The act of collecting spirits is beneficial though, as doing so nets you more experience, along with missions and combat. Earning XP increases your level, which boosts overall health and nets a few skill points to spend. Skill points can be spent to increase efficiency rather than damage or survivability, such as being able to carry more arrows, food, and talismans, increasing the firing speed and damage range of attacks, and extending how long enemy cores stay exposed. All of the upgrades are pretty much standalone to a specific skill/ability, and the occasional later unlocks require special rare Magatama currency.
Despite being a current-gen PS5/PC exclusive, the presentation quality is rather subpar and the very limited scope likely means it would run on PS4 with ease. There is rarely much music going on, though you can manually play some from the menu, like Metal Gear Solid. Instead, the quiet of the night is often interrupted by animal sounds and crude Tengu screeches. Traversing Tokyo is largely a lonely experience, though the city is apparently full of cats and dogs, who you can pet, feed, and read thoughts of, which is sometimes needed for missions. The developers chose to default to the Japanese voiceovers, which is interesting, and the English voice acting is rather flat. Still, neither VO is helped by the often rough dialogue writing.

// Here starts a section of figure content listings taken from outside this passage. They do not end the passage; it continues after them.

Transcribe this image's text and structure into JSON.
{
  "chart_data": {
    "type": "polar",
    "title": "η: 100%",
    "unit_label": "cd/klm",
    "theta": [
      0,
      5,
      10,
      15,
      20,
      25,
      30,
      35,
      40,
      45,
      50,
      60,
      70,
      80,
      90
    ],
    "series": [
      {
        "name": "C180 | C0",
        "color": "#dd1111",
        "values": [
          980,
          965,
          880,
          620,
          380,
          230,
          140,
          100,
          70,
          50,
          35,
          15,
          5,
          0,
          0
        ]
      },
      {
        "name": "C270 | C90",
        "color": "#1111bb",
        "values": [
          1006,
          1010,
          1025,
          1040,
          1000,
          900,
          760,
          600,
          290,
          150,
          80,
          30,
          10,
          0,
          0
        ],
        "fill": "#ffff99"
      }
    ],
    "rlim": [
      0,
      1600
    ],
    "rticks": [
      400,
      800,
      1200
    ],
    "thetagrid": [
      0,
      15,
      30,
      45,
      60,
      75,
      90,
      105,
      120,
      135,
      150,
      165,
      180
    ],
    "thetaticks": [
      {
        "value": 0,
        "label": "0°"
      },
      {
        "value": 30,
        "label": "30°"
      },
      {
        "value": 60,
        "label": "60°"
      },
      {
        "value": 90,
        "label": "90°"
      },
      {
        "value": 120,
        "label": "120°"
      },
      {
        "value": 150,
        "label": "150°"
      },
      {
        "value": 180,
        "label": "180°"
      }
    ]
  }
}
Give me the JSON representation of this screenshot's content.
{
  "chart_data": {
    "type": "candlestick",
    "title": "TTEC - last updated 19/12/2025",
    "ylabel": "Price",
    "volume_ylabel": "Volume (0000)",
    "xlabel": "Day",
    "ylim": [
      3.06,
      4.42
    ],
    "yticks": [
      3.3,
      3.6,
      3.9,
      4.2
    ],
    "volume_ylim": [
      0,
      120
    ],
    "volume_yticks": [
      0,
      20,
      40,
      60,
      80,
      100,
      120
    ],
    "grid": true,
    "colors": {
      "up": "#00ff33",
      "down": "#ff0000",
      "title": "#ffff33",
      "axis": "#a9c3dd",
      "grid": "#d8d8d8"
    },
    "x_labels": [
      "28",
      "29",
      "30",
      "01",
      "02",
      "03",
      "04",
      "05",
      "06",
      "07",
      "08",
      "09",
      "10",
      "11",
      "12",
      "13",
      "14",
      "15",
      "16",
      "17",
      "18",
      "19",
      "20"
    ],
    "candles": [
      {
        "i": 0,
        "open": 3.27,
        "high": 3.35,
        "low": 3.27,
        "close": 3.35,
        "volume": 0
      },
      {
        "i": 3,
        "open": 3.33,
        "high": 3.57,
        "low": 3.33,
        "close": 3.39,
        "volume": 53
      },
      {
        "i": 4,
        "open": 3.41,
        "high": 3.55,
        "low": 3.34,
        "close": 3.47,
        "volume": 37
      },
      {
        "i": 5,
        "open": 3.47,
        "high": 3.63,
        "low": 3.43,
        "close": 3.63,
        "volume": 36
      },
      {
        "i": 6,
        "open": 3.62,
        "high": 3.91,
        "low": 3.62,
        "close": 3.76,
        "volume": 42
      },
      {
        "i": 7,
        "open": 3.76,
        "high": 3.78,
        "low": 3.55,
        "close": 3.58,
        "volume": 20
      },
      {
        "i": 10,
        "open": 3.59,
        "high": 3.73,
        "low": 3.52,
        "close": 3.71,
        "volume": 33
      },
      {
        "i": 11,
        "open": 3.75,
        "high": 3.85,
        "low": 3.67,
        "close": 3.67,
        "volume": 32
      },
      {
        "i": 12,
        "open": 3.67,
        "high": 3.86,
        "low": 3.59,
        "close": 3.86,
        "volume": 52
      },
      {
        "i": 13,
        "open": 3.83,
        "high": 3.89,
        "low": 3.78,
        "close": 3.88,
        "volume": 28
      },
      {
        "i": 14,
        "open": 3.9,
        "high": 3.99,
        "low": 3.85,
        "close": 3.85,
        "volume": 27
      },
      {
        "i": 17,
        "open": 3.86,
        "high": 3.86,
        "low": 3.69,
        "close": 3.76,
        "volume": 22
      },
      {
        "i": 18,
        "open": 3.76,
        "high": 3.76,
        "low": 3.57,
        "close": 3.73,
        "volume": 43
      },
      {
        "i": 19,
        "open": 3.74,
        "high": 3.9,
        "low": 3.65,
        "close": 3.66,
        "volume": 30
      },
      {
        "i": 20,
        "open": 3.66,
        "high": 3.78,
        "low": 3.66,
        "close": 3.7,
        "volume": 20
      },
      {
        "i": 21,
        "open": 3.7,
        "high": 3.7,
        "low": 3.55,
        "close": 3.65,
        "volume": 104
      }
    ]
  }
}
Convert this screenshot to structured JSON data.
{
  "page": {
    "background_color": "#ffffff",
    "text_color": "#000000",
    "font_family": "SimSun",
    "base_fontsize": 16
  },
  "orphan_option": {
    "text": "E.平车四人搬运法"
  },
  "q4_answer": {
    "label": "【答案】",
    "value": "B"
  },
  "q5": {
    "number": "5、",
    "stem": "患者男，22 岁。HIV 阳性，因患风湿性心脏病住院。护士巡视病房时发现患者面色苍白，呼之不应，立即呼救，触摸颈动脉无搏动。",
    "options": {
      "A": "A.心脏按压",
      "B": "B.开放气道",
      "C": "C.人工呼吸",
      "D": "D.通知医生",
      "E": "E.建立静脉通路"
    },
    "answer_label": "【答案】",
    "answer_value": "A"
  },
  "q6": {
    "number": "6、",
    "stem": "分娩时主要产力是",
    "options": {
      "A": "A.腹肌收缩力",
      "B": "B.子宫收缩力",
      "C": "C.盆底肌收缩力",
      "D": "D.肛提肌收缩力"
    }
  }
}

Similarly, the visuals are average at best, and certainly below-par for a next-gen title. The textures, animations, and special effects are all rudimentary and clearly on a limited budget. The game has a few different visual modes – targeting 30fps, 60fps, and uncapped – but the visual fidelity doesn't improve much. Loading times are quick, but happen each time you go in/out of interiors.
Ghostwire: Tokyo is a bit of a change of pace for Tango Gameworks. There are traces of their linear horror debut series The Evil Within in their latest title, and with a new open world and a home base setting in the city of Tokyo, this was clearly a passion project for the studio. However, an underwhelming story, clunky movement, and limited combat gameplay leave much to be desired. With the game clocking in at under 12 hours, and looking fairly dated, the full asking price makes this paranormal adventure difficult to recommend.